Les opposants au projet de Montréal d'installer des diodes électroluminescentes à 4000 kelvins sur tous ses lampadaires ont été entendus. Même s'il affirme que la décision finale ne sera annoncée que la semaine prochaine, le maire Denis Coderre a clairement fait savoir hier que les questions de santé et d'esthétisme seraient considérées lors du choix des nouveaux luminaires.

M. Coderre a-t-il carrément tourné le dos aux fameuses « DEL 4000 K » à la lumière très blanche qui suscitent le débat depuis quelques mois ? « Je ne suis pas là, mais je ne suis pas loin », a répondu hier le maire à un journaliste qui lui posait la question pendant un point de presse.

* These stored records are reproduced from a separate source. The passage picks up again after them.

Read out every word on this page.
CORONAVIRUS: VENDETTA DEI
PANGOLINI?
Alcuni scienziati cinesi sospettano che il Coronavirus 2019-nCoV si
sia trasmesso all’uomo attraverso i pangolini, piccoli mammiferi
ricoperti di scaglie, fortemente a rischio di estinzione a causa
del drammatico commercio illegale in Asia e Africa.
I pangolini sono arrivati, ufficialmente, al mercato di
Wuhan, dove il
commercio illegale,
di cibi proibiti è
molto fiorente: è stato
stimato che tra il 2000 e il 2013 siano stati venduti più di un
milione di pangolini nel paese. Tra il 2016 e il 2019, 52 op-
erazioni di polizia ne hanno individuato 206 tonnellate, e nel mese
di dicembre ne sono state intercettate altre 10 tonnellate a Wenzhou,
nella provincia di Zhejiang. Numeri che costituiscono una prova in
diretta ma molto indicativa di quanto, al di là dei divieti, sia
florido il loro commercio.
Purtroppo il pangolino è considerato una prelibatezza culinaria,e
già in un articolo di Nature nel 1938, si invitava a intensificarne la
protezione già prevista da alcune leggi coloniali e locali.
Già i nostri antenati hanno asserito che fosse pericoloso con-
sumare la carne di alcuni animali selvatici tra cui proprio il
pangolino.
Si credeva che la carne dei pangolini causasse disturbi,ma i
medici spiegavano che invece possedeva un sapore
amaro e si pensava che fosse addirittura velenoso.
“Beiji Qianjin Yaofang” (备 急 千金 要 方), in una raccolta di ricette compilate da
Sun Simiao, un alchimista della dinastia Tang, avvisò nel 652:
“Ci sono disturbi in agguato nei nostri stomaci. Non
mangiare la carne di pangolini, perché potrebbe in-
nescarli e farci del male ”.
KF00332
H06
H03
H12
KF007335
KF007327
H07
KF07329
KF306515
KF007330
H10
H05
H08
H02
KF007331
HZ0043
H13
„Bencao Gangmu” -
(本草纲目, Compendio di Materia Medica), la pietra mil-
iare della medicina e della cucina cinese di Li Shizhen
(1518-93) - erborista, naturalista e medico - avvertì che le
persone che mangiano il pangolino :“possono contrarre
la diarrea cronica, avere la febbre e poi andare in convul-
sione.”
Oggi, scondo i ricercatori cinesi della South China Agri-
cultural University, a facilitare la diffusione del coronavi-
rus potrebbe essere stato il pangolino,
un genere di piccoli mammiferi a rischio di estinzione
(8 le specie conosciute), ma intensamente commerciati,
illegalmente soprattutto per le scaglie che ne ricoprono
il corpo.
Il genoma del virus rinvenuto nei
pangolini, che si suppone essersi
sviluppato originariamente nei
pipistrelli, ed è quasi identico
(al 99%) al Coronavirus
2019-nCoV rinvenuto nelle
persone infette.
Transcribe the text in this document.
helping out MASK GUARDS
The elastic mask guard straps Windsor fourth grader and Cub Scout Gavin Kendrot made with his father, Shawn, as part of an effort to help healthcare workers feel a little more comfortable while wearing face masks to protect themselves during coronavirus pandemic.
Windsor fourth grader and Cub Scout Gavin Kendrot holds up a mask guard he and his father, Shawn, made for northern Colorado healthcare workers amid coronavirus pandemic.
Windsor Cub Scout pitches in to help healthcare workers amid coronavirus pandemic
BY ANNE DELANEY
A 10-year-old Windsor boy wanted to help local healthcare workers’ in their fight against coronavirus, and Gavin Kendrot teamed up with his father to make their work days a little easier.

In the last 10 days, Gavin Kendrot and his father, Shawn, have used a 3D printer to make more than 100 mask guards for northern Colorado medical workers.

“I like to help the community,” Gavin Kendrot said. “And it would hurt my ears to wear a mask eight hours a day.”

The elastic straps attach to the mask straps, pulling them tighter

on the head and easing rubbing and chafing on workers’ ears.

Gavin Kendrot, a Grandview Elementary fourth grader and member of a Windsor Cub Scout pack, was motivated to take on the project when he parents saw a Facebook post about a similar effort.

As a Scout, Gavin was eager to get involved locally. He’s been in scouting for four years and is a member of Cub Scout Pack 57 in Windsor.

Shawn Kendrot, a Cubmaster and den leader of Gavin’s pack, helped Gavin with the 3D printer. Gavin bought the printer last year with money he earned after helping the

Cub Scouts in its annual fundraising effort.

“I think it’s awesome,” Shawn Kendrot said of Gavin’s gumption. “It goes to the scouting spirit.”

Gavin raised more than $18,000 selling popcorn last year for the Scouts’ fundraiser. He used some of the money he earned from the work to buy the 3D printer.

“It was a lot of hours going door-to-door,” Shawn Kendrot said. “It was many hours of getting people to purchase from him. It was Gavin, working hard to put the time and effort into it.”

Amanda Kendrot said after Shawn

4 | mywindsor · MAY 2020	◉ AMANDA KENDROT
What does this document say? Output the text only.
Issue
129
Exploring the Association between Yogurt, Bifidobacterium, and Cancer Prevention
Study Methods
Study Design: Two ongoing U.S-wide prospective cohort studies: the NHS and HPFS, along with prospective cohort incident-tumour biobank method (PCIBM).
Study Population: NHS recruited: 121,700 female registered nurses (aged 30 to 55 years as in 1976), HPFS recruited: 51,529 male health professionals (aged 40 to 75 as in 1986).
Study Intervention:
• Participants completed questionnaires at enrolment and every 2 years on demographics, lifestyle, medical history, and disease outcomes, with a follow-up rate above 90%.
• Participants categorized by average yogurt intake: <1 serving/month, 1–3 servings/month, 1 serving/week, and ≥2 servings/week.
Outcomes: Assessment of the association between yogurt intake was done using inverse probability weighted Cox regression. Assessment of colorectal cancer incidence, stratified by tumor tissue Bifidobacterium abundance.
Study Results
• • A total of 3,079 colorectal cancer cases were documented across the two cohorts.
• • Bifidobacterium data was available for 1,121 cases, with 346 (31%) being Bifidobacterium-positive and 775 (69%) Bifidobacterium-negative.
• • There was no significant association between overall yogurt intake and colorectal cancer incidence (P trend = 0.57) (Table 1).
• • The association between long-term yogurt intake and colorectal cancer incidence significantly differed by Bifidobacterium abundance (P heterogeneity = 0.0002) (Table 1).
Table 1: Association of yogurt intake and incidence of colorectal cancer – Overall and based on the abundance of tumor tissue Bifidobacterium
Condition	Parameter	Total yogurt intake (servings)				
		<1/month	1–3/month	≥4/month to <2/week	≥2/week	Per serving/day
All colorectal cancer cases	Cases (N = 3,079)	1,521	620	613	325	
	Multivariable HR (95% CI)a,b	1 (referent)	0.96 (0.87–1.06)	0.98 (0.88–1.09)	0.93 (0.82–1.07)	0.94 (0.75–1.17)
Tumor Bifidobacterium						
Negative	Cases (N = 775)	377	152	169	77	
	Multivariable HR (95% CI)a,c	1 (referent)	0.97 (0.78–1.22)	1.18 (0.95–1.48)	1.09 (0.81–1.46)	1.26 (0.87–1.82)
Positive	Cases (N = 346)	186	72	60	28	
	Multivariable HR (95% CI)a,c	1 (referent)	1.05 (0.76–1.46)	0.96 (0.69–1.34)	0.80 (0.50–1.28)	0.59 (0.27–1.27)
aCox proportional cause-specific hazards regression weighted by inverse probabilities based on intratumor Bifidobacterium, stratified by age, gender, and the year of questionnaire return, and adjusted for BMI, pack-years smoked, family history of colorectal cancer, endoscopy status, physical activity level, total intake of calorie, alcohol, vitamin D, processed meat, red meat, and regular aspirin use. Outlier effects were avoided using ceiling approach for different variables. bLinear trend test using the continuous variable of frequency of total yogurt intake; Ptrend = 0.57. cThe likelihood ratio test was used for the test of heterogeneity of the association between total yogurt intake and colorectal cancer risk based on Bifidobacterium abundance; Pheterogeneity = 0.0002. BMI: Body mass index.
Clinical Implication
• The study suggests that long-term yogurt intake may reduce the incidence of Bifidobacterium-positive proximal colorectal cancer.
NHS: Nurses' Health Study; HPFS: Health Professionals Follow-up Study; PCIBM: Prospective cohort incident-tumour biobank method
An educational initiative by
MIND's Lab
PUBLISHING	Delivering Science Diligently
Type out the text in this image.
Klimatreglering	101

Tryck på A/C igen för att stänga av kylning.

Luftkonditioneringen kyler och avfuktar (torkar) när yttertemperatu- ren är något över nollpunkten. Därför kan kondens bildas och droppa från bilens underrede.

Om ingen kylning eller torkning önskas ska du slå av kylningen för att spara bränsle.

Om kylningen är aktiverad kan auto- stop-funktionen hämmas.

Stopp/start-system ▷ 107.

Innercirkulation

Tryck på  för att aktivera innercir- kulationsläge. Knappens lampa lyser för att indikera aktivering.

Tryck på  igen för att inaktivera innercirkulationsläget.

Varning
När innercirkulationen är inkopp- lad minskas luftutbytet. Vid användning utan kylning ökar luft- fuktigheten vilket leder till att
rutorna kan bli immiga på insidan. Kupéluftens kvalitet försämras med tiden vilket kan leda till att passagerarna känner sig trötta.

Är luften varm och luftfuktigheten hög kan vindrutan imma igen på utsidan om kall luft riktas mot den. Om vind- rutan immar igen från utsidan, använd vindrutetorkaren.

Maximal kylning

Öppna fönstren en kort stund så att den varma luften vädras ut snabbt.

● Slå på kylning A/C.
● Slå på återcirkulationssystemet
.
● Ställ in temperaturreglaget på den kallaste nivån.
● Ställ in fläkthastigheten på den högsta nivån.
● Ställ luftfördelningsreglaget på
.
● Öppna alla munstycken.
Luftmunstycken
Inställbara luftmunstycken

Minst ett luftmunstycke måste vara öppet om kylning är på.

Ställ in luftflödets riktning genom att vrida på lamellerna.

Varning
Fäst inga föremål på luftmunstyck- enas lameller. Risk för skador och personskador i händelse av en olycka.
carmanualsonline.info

Montréal souhaite remplacer les 132 000 luminaires qui éclairent ses rues par des diodes électroluminescentes (DEL) plus modernes et moins gourmandes en électricité. L'an dernier, la Ville avait annoncé son intention d'opter pour des diodes électroluminescentes qui émettent une couleur équivalant à 4000 kelvins (DEL 4000 K). La Ville justifiait ce choix par les économies d'énergie plus importantes que celles que peuvent engendrer des luminaires plus orangés, dont la couleur serait plus près de celle émise par les lampes au sodium actuelles.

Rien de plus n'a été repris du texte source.